La critique la plus argumentée, dans ce même numéro de Nature, est celle de Weia Reinboud, qui n'est pas une scientifique mais une championne d'athlétisme ! Ses remarques sont une combinaison entre bon sens et esprit critique. Elle explique que au fur et à mesure que le temps passe, battre des records est de plus en plus difficile pour les coureurs qui épuisent progressivement les marges de progression disponibles. Selon l'athlète, le suite des records successifs décroitra, à terme, de moins en moins vite :

[...] A logical critique goes like this : an athlete can improve greatly by training three times instead of twice a week and can improve further by adding a fourth training session, and so on — but each additional session will give less improvement than the one before. It follows that the sport as a whole will show a similar nonlinear improvement. When statistics, nevertheless, point to linear development, there must be something wrong. Most likely the ‘linear’ graph in fact consists of more nonlinear parts. For example, one part for the period when athletes were adding ever more training sessions, one part for when they reached a ceiling in adding sessions (around 1980), one part for when drug users were filtered out, and so on.

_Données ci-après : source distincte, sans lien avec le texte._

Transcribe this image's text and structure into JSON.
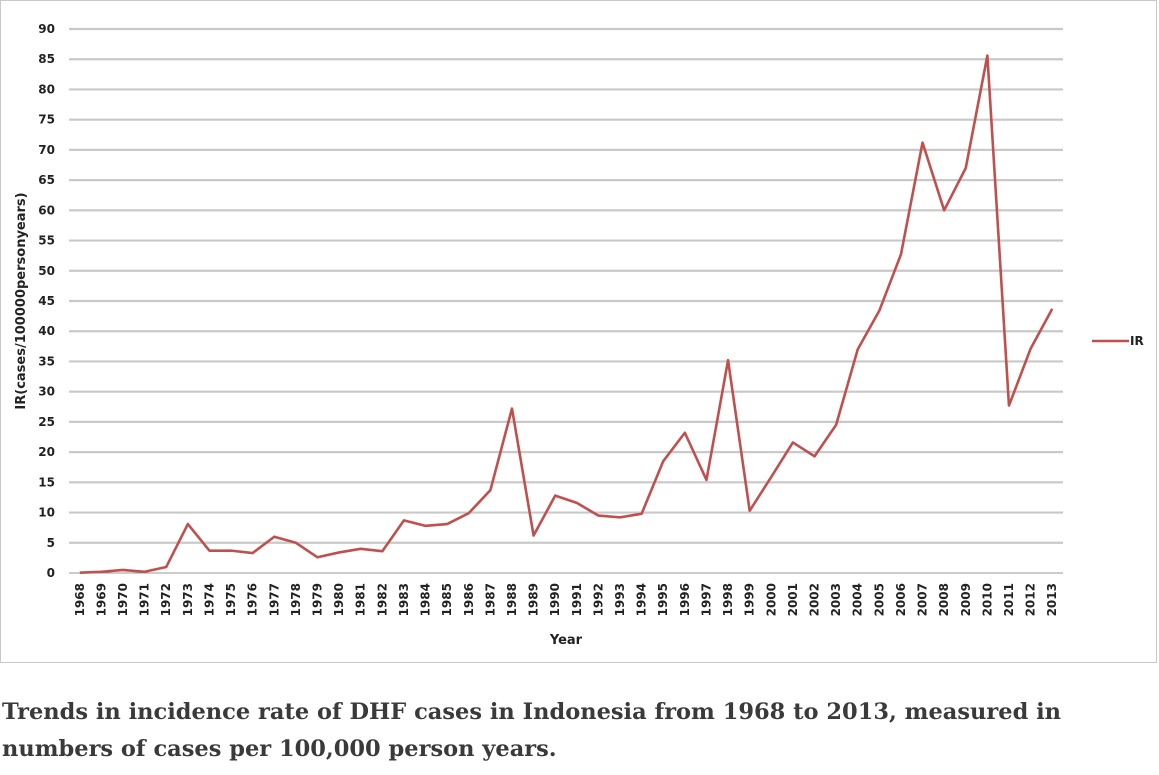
{
  "caption": "Trends in incidence rate of DHF cases in Indonesia from 1968 to 2013, measured in numbers of cases per 100,000 person years.",
  "chart_data": {
    "type": "line",
    "title": "",
    "xlabel": "Year",
    "ylabel": "IR(cases/100000personyears)",
    "ylim": [
      0,
      90
    ],
    "ytick_step": 5,
    "grid": true,
    "legend_position": "right",
    "categories": [
      "1968",
      "1969",
      "1970",
      "1971",
      "1972",
      "1973",
      "1974",
      "1975",
      "1976",
      "1977",
      "1978",
      "1979",
      "1980",
      "1981",
      "1982",
      "1983",
      "1984",
      "1985",
      "1986",
      "1987",
      "1988",
      "1989",
      "1990",
      "1991",
      "1992",
      "1993",
      "1994",
      "1995",
      "1996",
      "1997",
      "1998",
      "1999",
      "2000",
      "2001",
      "2002",
      "2003",
      "2004",
      "2005",
      "2006",
      "2007",
      "2008",
      "2009",
      "2010",
      "2011",
      "2012",
      "2013"
    ],
    "series": [
      {
        "name": "IR",
        "color": "#c0504d",
        "values": [
          0.05,
          0.2,
          0.5,
          0.2,
          1.0,
          8.1,
          3.7,
          3.7,
          3.3,
          6.0,
          5.0,
          2.6,
          3.4,
          4.0,
          3.6,
          8.7,
          7.8,
          8.1,
          9.9,
          13.7,
          27.2,
          6.2,
          12.8,
          11.6,
          9.5,
          9.2,
          9.8,
          18.5,
          23.2,
          15.4,
          35.2,
          10.3,
          15.9,
          21.6,
          19.3,
          24.5,
          37.0,
          43.4,
          52.7,
          71.2,
          60.0,
          67.0,
          85.6,
          27.7,
          37.1,
          43.7
        ]
      }
    ]
  }
}
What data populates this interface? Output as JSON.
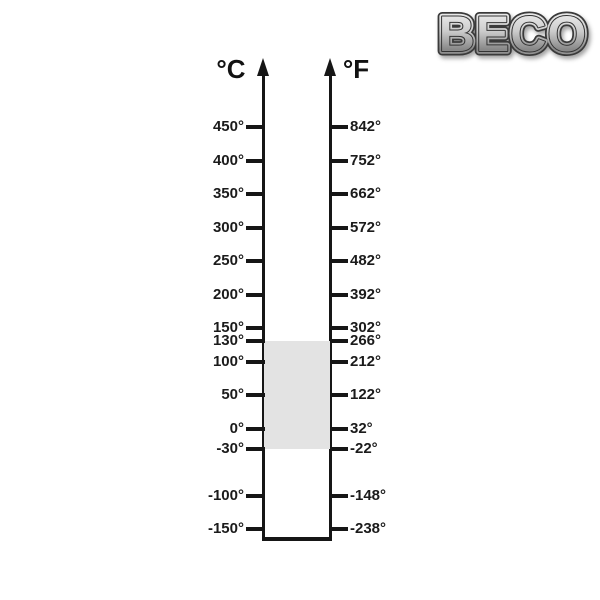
{
  "logo": {
    "text": "BECO"
  },
  "chart": {
    "celsius_header": "°C",
    "fahrenheit_header": "°F",
    "axis": {
      "top_c": 450,
      "bottom_c": -150
    },
    "line_color": "#161616",
    "highlight_range": {
      "from_c": 130,
      "to_c": -30,
      "color": "#e3e3e3"
    },
    "ticks": [
      {
        "c_value": 450,
        "c_label": "450°",
        "f_label": "842°"
      },
      {
        "c_value": 400,
        "c_label": "400°",
        "f_label": "752°"
      },
      {
        "c_value": 350,
        "c_label": "350°",
        "f_label": "662°"
      },
      {
        "c_value": 300,
        "c_label": "300°",
        "f_label": "572°"
      },
      {
        "c_value": 250,
        "c_label": "250°",
        "f_label": "482°"
      },
      {
        "c_value": 200,
        "c_label": "200°",
        "f_label": "392°"
      },
      {
        "c_value": 150,
        "c_label": "150°",
        "f_label": "302°"
      },
      {
        "c_value": 130,
        "c_label": "130°",
        "f_label": "266°"
      },
      {
        "c_value": 100,
        "c_label": "100°",
        "f_label": "212°"
      },
      {
        "c_value": 50,
        "c_label": "50°",
        "f_label": "122°"
      },
      {
        "c_value": 0,
        "c_label": "0°",
        "f_label": "32°"
      },
      {
        "c_value": -30,
        "c_label": "-30°",
        "f_label": "-22°"
      },
      {
        "c_value": -100,
        "c_label": "-100°",
        "f_label": "-148°"
      },
      {
        "c_value": -150,
        "c_label": "-150°",
        "f_label": "-238°"
      }
    ]
  },
  "chart_data": {
    "type": "scale",
    "axes": [
      {
        "label": "°C",
        "side": "left",
        "ticks": [
          450,
          400,
          350,
          300,
          250,
          200,
          150,
          130,
          100,
          50,
          0,
          -30,
          -100,
          -150
        ]
      },
      {
        "label": "°F",
        "side": "right",
        "ticks": [
          842,
          752,
          662,
          572,
          482,
          392,
          302,
          266,
          212,
          122,
          32,
          -22,
          -148,
          -238
        ]
      }
    ],
    "axis_range_c": [
      -150,
      450
    ],
    "highlighted_band_c": [
      -30,
      130
    ],
    "highlighted_band_f": [
      -22,
      266
    ],
    "grid": false,
    "legend": "none"
  }
}
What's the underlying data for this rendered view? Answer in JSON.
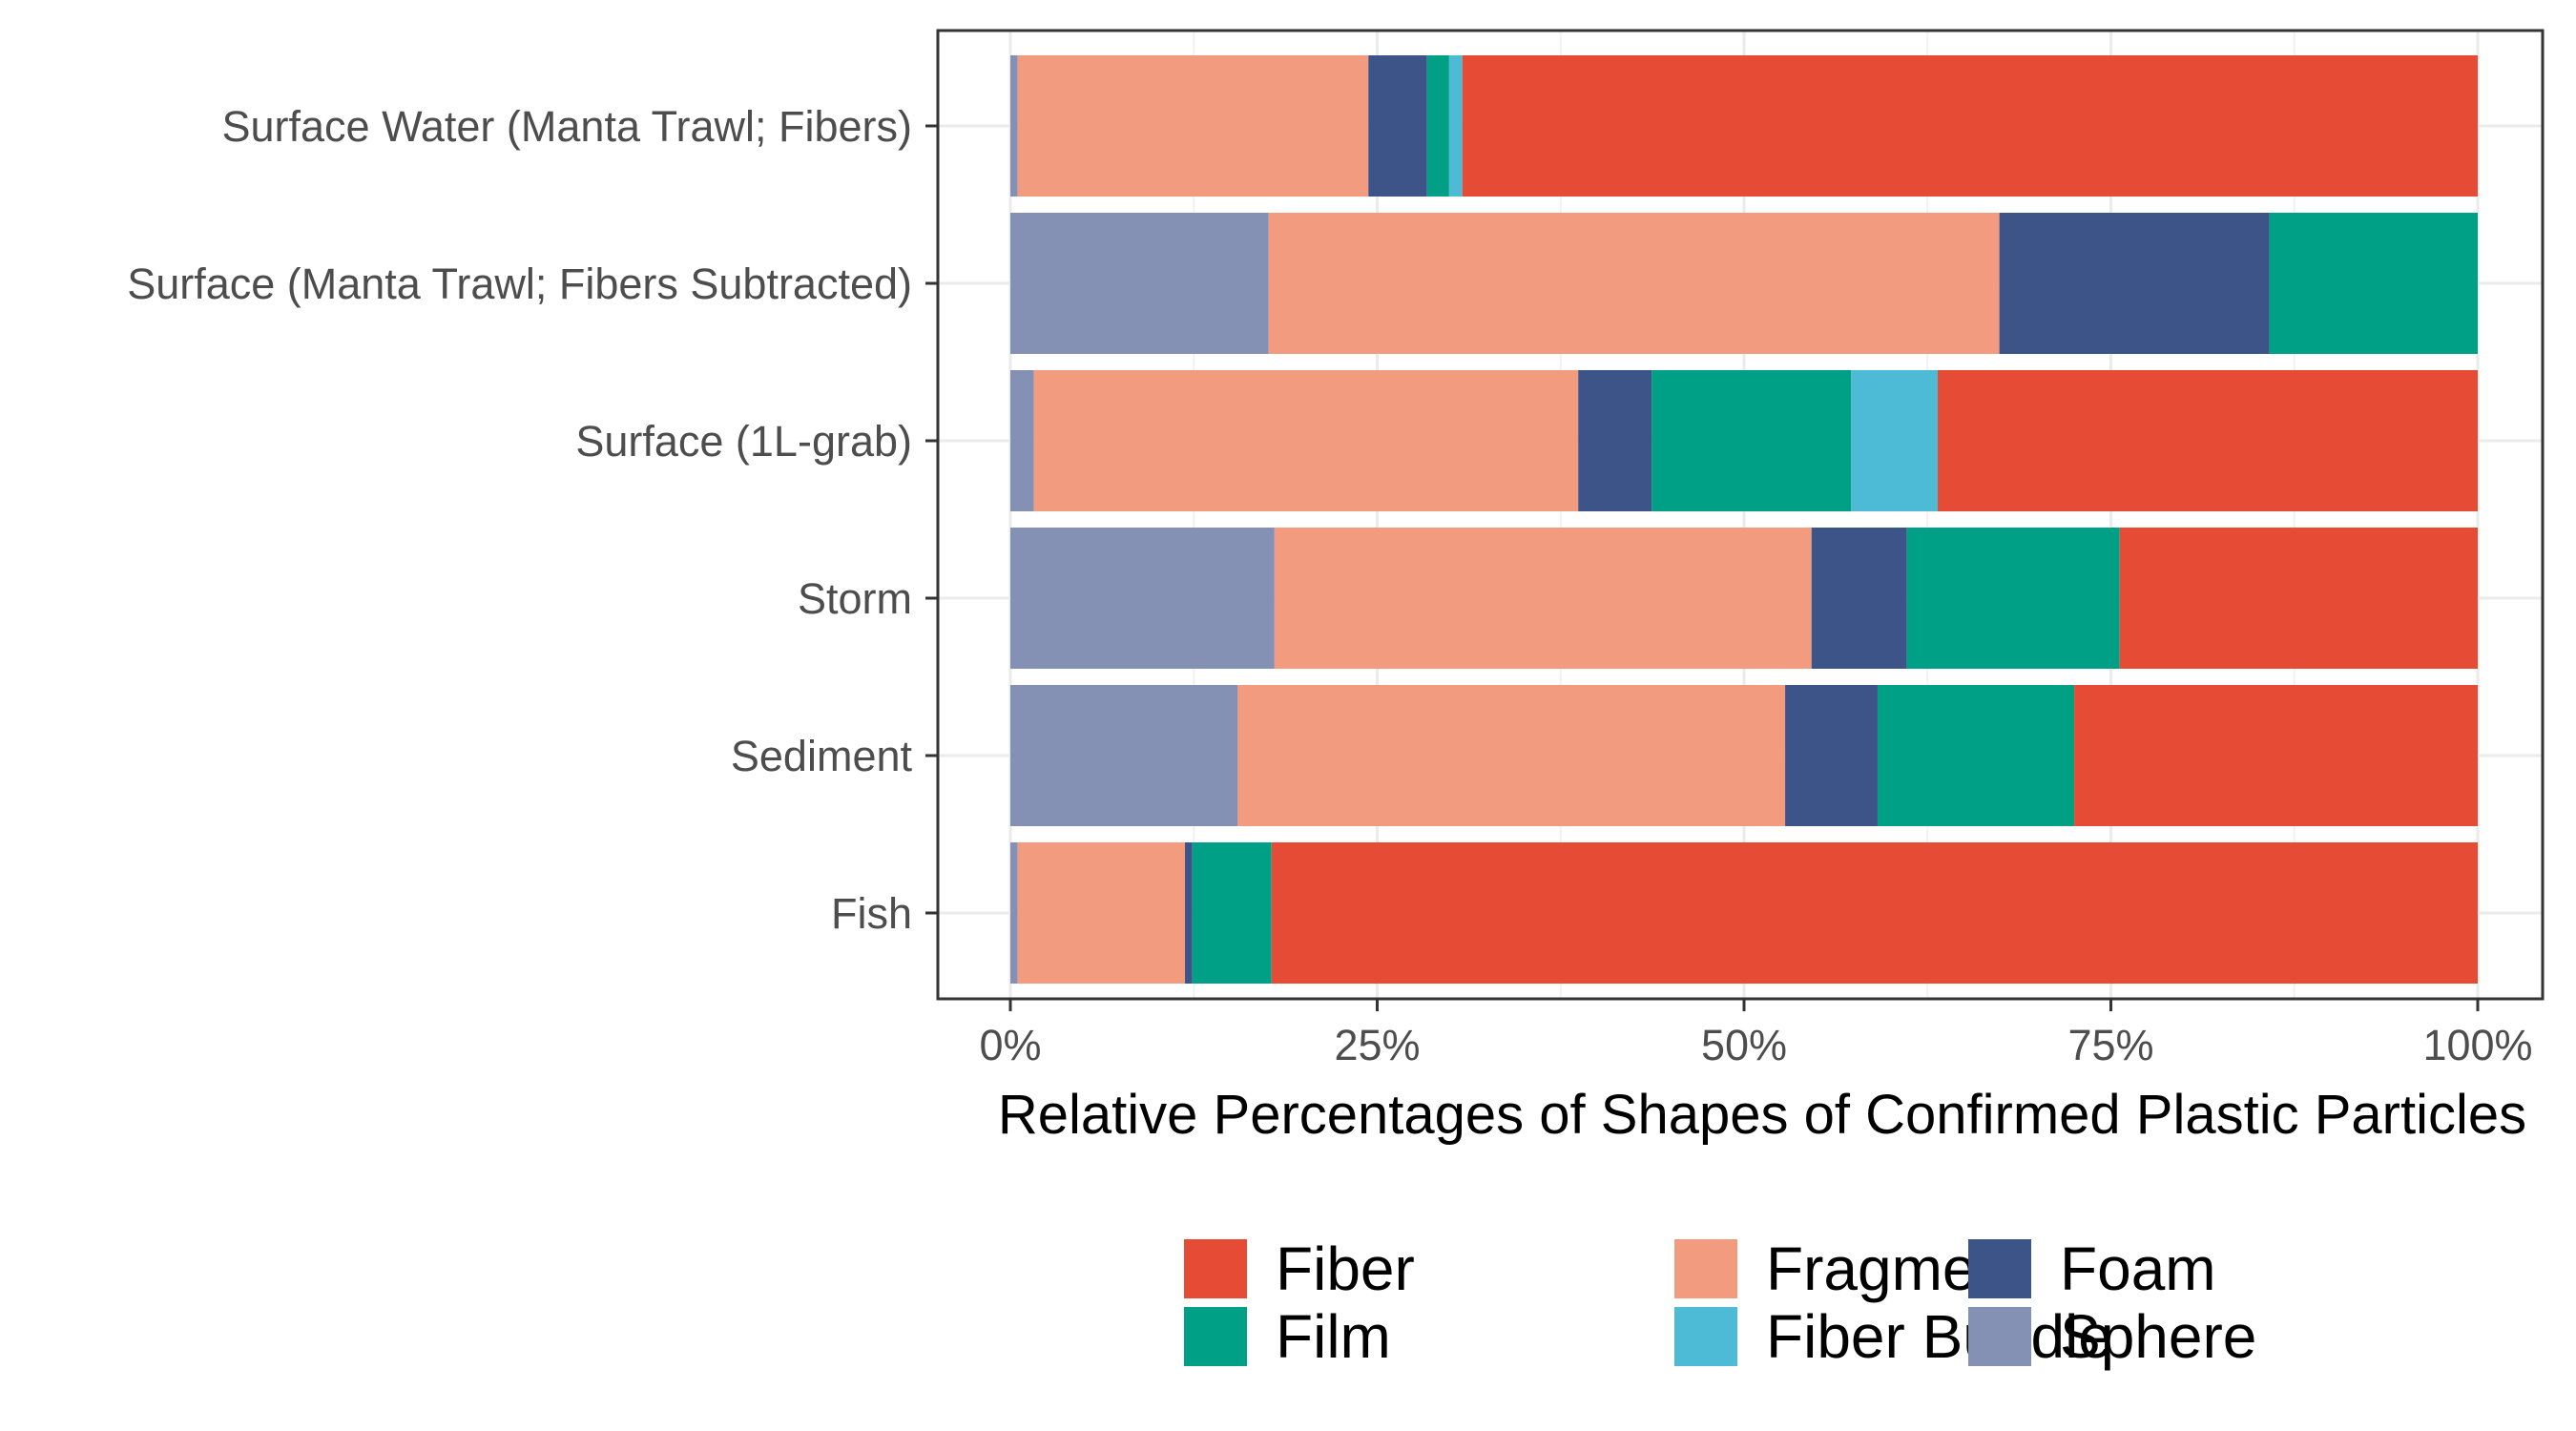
{
  "chart_data": {
    "type": "bar",
    "orientation": "horizontal",
    "stacked": "percent",
    "title": "",
    "xlabel": "Relative Percentages of Shapes of Confirmed Plastic Particles",
    "ylabel": "",
    "xlim": [
      0,
      100
    ],
    "x_ticks": [
      0,
      25,
      50,
      75,
      100
    ],
    "x_tick_labels": [
      "0%",
      "25%",
      "50%",
      "75%",
      "100%"
    ],
    "grid": true,
    "legend_position": "bottom",
    "categories": [
      "Surface Water (Manta Trawl; Fibers)",
      "Surface (Manta Trawl; Fibers Subtracted)",
      "Surface (1L-grab)",
      "Storm",
      "Sediment",
      "Fish"
    ],
    "stack_order": [
      "Sphere",
      "Fragment",
      "Foam",
      "Film",
      "Fiber Bundle",
      "Fiber"
    ],
    "legend_order": [
      "Fiber",
      "Film",
      "Fragment",
      "Fiber Bundle",
      "Foam",
      "Sphere"
    ],
    "colors": {
      "Fiber": "#e64b35",
      "Fiber Bundle": "#4dbbd5",
      "Film": "#00a087",
      "Foam": "#3c5488",
      "Fragment": "#f39b7f",
      "Sphere": "#8491b4"
    },
    "series": [
      {
        "name": "Sphere",
        "values": [
          0.5,
          17.6,
          1.6,
          18.0,
          15.5,
          0.5
        ]
      },
      {
        "name": "Fragment",
        "values": [
          23.9,
          49.8,
          37.1,
          36.6,
          37.3,
          11.4
        ]
      },
      {
        "name": "Foam",
        "values": [
          4.0,
          18.4,
          5.0,
          6.5,
          6.3,
          0.5
        ]
      },
      {
        "name": "Film",
        "values": [
          1.5,
          14.2,
          13.6,
          14.5,
          13.4,
          5.4
        ]
      },
      {
        "name": "Fiber Bundle",
        "values": [
          0.9,
          0.0,
          5.9,
          0.0,
          0.0,
          0.0
        ]
      },
      {
        "name": "Fiber",
        "values": [
          69.2,
          0.0,
          36.8,
          24.4,
          27.5,
          82.2
        ]
      }
    ]
  }
}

Ainsi, parce qu'il est intrinsèque à cette représentation linéaire qu'apparaissent des temps négatifs à plus ou moins brèves échéances, parce que la fourchette est si large qu'il aurait été difficile de tomber à côté...., mais également parce qu'il ne prend pas en compte l'ensemble des données disponibles sur l'objet étudié (ici la physiologie du sportif de haut niveau placé dans une logique sociale et économique de compétition), il n'est pas légitime d'utiliser ce modèle pour faire des prévisions.

C'est ce qui conduit Rittaud à critiquer les modèles climatiques actuels dans la mesure où ils n'intégrent qu'une partie des connaissances disponibles (notamment sur les transferts de chaleur et le rôle des nuages), et que leurs fourchettes d'approximations sont trop larges.